Un compito questo che nelle rare traduzioni in italiano di singoli componimenti poetici non viene rispettato forse nella convinzione che quegli elementi facciano parte di un veccchio modo di poetare.
Ora, io non penso che la Kaléko non sia stata capace di scrivere senza rima, attardandosi su moduli poetici obsoleti. Penso piuttosto che la conservazione dell’armamentario poetico tradizionale rientri  nell’ aspetto ironico-satirico del suo stile.

* * *

Memento

Vor meinem eigenen Tod ist mir nicht bang,
Nur vor dem Tod derer, die mir nah sind.
Wie soll ich leben, wenn sie nicht mehr
.                                                           [da sind?
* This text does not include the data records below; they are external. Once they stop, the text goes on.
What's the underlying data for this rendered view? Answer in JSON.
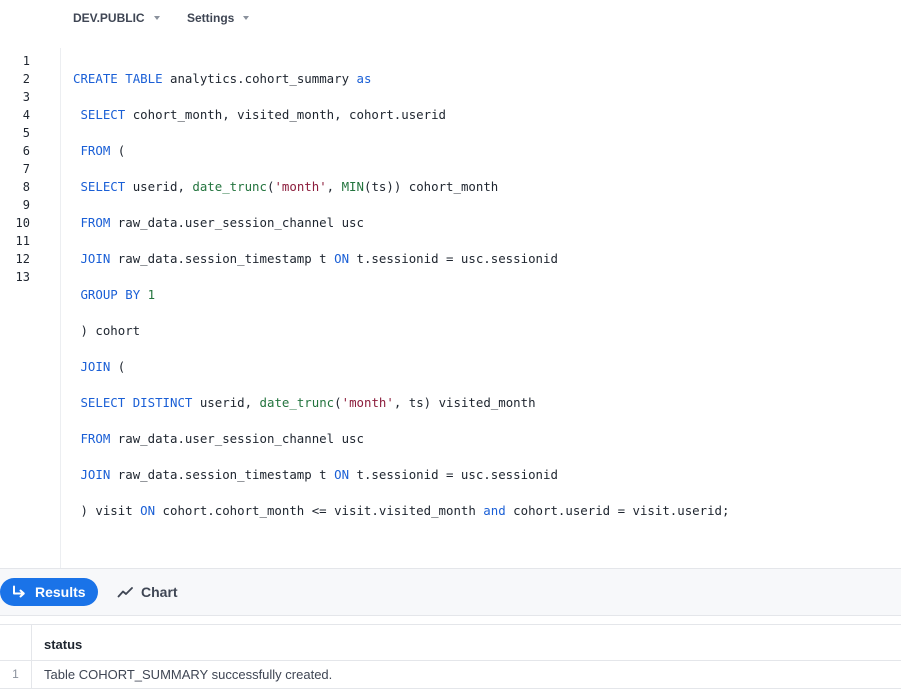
{
  "context": {
    "database": "DEV.PUBLIC",
    "settings": "Settings"
  },
  "editor": {
    "line_numbers": [
      "1",
      "2",
      "3",
      "4",
      "5",
      "6",
      "7",
      "8",
      "9",
      "10",
      "11",
      "12",
      "13"
    ]
  },
  "results_bar": {
    "results_label": "Results",
    "chart_label": "Chart",
    "accent_color": "#1a73e8"
  },
  "results_table": {
    "columns": [
      "status"
    ],
    "rows": [
      {
        "index": "1",
        "status": "Table COHORT_SUMMARY successfully created."
      }
    ]
  }
}
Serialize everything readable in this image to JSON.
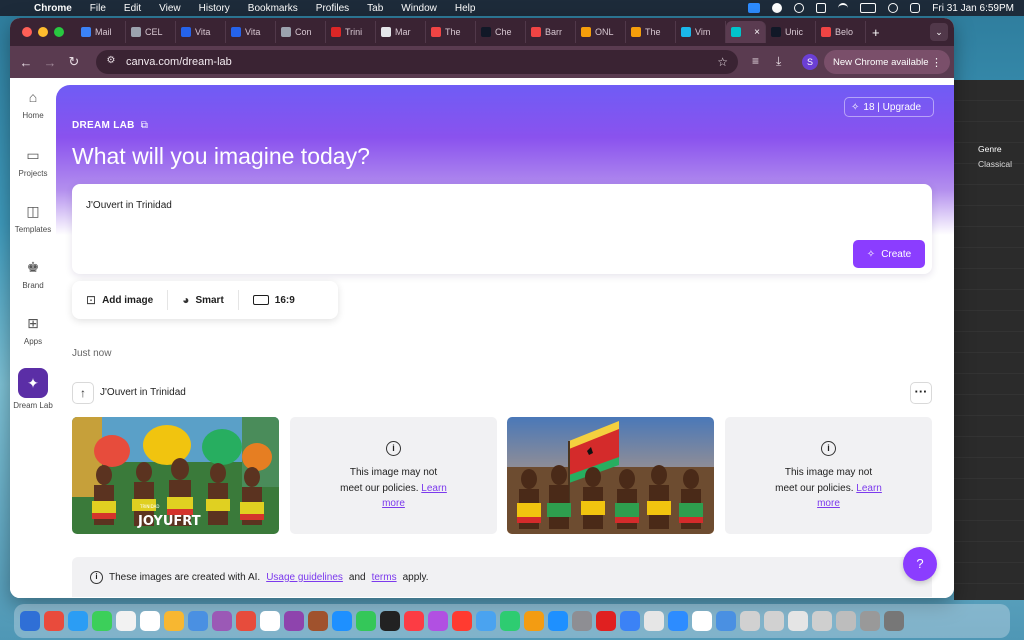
{
  "menubar": {
    "app": "Chrome",
    "items": [
      "File",
      "Edit",
      "View",
      "History",
      "Bookmarks",
      "Profiles",
      "Tab",
      "Window",
      "Help"
    ],
    "clock": "Fri 31 Jan  6:59PM"
  },
  "tabs": [
    {
      "label": "Mail",
      "color": "#3b82f6"
    },
    {
      "label": "CEL",
      "color": "#9ca3af"
    },
    {
      "label": "Vita",
      "color": "#2563eb"
    },
    {
      "label": "Vita",
      "color": "#2563eb"
    },
    {
      "label": "Con",
      "color": "#9ca3af"
    },
    {
      "label": "Trini",
      "color": "#dc2626"
    },
    {
      "label": "Mar",
      "color": "#e5e7eb"
    },
    {
      "label": "The",
      "color": "#ef4444"
    },
    {
      "label": "Che",
      "color": "#111827"
    },
    {
      "label": "Barr",
      "color": "#ef4444"
    },
    {
      "label": "ONL",
      "color": "#f59e0b"
    },
    {
      "label": "The",
      "color": "#f59e0b"
    },
    {
      "label": "Vim",
      "color": "#1ab7ea"
    },
    {
      "label": "",
      "color": "#00c4cc",
      "active": true
    },
    {
      "label": "Unic",
      "color": "#111827"
    },
    {
      "label": "Belo",
      "color": "#ef4444"
    }
  ],
  "toolbar": {
    "url": "canva.com/dream-lab",
    "profile_initial": "S",
    "new_chrome": "New Chrome available"
  },
  "sidenav": [
    {
      "label": "Home",
      "icon": "home-icon",
      "glyph": "⌂"
    },
    {
      "label": "Projects",
      "icon": "folder-icon",
      "glyph": "▭"
    },
    {
      "label": "Templates",
      "icon": "templates-icon",
      "glyph": "◫"
    },
    {
      "label": "Brand",
      "icon": "brand-icon",
      "glyph": "♚"
    },
    {
      "label": "Apps",
      "icon": "apps-icon",
      "glyph": "⊞"
    },
    {
      "label": "Dream Lab",
      "icon": "dream-lab-icon",
      "glyph": "✦"
    }
  ],
  "hero": {
    "kicker": "DREAM LAB",
    "title": "What will you imagine today?",
    "credits": "18 | Upgrade"
  },
  "prompt": {
    "text": "J'Ouvert in Trinidad",
    "create": "Create"
  },
  "options": {
    "add_image": "Add image",
    "style": "Smart",
    "ratio": "16:9"
  },
  "results": {
    "time": "Just now",
    "title": "J'Ouvert in Trinidad",
    "photo1_caption": "JOYUFRT",
    "photo1_small": "TRINIDAD",
    "blocked_line1": "This image may not",
    "blocked_line2": "meet our policies.",
    "learn": "Learn",
    "more": "more"
  },
  "notice": {
    "pre": "These images are created with AI.",
    "link1": "Usage guidelines",
    "mid": "and",
    "link2": "terms",
    "post": "apply."
  },
  "help": "?",
  "bgapp": {
    "genre": "Genre",
    "value": "Classical"
  },
  "colors": {
    "brand_purple": "#8b3dff",
    "link_purple": "#7c3aed",
    "chrome_frame": "#3a2333"
  }
}
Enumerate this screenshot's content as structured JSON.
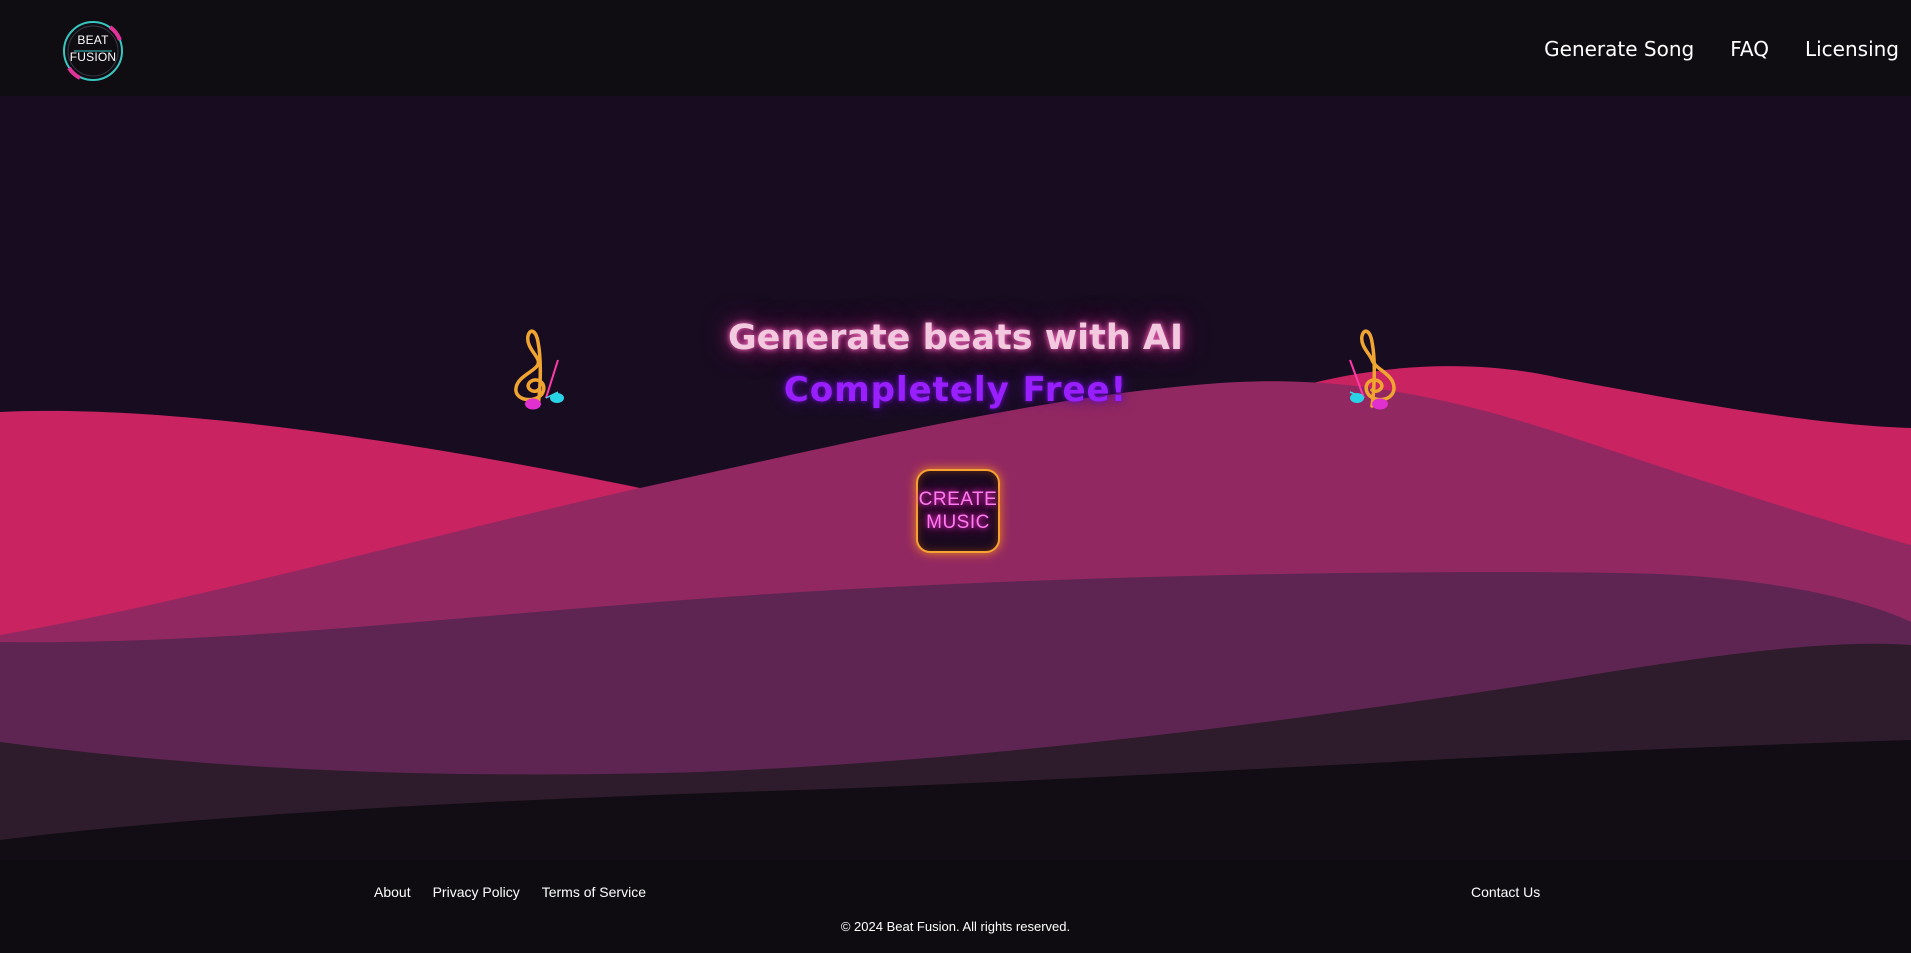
{
  "header": {
    "logo_line1": "BEAT",
    "logo_line2": "FUSION",
    "nav": [
      {
        "label": "Generate Song"
      },
      {
        "label": "FAQ"
      },
      {
        "label": "Licensing"
      }
    ]
  },
  "hero": {
    "title": "Generate beats with AI",
    "subtitle": "Completely  Free!",
    "cta_line1": "CREATE",
    "cta_line2": "MUSIC"
  },
  "footer": {
    "links": [
      {
        "label": "About"
      },
      {
        "label": "Privacy Policy"
      },
      {
        "label": "Terms of Service"
      }
    ],
    "contact": "Contact Us",
    "copyright": "© 2024 Beat Fusion. All rights reserved."
  },
  "icons": {
    "logo": "beat-fusion-logo-icon",
    "left_clef": "treble-clef-icon",
    "right_clef": "treble-clef-icon"
  },
  "colors": {
    "header_bg": "#0f0c12",
    "hero_bg": "#180c21",
    "wave_pink": "#c92461",
    "wave_magenta": "#922861",
    "wave_plum": "#5f2552",
    "wave_dark": "#2e1c2d",
    "footer_bg": "#0e0c10",
    "cta_border": "#f6a234",
    "cta_text": "#ff7bf0",
    "subtitle": "#9a1fff"
  }
}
Allein im Nebel tast ich todentlang
Und lass mich willig in das Dunkel treiben.
Das Gehen schmerzt nicht halb so wie
.                                                    [das Bleiben.
Der weiß es wohl, dem gleiches widerfuhr;

– Und die es trugen, mögen mir vergeben.
Bedenkt: den eigenen Tod, den stirbt
.                                                         [man nur,
Doch mit dem Tod der anderen muss
.                                                     [man leben.

Memento

Della mia morte io non ho timore,
sol della morte di chi mi è vicino.
Come vivrò, se quelli non ci sono?

Nel buio a tentoni mi lascio trainare
sola nella foschia lungo la morte.
Andarsene è meno duro che restare,
ben lo sa chi ha vissuto questa sorte

– e chi la visse mi voglia perdonare.
Pensa: uno muore e via con la sua morte,
ma con quella degli altri ha da campare.